Unravelled is the fourth book in my Recommended Reading ahead of Thrive Scotland conference in September 2020…and it is the most hard hitting so far. This book is part manifesto for a renewed vision for a 21st century way of being church, and part guidebook to experiencing unshakable spiritual security in the Father’s love.

This book came to mind as I was doing some amateur stone dyking in my garden. I wanted to jump straight to rebuilding the wall and filling in the gaps…but before I could do this I had to do the hard, boring, dirty work of removing soil, weeds and small stones from the collapsed section.

In exactly the same way Jon expertly deconstructs our false thinking about leadership, authority and spirituality in western church culture.

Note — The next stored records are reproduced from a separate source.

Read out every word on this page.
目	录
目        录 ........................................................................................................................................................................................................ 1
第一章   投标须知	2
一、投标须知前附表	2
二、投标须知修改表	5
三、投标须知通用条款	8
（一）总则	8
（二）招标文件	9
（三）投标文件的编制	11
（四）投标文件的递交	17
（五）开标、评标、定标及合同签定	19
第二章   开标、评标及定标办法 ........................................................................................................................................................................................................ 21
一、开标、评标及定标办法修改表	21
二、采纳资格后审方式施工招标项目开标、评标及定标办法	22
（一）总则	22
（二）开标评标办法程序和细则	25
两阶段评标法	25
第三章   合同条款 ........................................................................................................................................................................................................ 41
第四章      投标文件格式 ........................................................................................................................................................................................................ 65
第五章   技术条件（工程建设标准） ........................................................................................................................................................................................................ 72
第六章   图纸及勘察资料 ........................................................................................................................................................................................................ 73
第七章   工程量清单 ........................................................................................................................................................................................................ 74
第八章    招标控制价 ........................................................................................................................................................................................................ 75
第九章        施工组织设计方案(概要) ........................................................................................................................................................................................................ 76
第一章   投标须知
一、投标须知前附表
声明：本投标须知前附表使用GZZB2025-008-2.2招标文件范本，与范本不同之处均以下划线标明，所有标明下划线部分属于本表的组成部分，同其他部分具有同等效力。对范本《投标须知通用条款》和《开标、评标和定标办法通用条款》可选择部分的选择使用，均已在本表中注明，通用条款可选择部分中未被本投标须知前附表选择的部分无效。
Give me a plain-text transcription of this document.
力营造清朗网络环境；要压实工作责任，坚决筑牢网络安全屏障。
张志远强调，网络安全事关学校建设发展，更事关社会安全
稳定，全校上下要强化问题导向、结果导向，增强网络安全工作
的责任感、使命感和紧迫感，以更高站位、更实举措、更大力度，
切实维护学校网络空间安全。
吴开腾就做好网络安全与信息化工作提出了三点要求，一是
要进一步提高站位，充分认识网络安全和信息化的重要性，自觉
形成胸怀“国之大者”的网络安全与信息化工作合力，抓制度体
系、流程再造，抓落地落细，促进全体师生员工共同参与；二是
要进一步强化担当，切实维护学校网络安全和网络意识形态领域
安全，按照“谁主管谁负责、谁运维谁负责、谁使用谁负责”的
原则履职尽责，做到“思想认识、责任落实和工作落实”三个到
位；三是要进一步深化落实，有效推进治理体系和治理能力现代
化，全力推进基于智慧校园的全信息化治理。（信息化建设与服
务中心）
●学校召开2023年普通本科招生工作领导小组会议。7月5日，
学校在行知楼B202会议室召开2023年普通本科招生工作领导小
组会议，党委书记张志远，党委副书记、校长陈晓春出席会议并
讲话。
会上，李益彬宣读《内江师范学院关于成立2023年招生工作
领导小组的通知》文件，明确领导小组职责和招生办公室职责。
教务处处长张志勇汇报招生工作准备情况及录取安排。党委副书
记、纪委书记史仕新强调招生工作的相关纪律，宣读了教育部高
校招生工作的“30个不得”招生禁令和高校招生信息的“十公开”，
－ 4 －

As a master surgeon he splits our skin with his scalpel in order to extract the tumour. And some of it is close to the bone as a result – this is a deep examination of our motives and hidden drivers for how and why we do ministry.

If we would see churches and workplaces transformed by the power of the gospel some deep surgery may be required. We all know churches have individual characteristics that express the gifts and flaws of their family makeup…are we ready to put ourselves on the operating table in order to become more like Christ together?

One of the key questions I have found this book making me ask myself is how do shift from “attending” to “belonging”?

The first authentic step I found fairly painful was to examine my own heart and realise that I was putting the vision of what I thought God was calling me to do before the people I was doing it with. This vision-first dynamic creates dividing lines and weakens the family bonds.

The second step was realising I needed to deliberately put myself in a place of weakness and vulnerability to hear what God was saying to me through others. This Stumbling Edge, as Ken Janke (one of our Thrive speakers) calls it is the place of faith, failure and growth. Eventually, we can even come to enjoy our feet not being able to touch the bottom as we learn to live beyond the illusion of control.

There are many more lessons within these pages for those with the courage to walk this path with Jon. It was a blessing to meet him and Ken Janke in March 2019 – and then read some of Ken’s story in this book. My prayer is that God uses this book to help us become more humble, more real & more secure in the Father’s heart. Enjoy!

This book review series is in anticipation of the Thrive Scotland conference coming in September.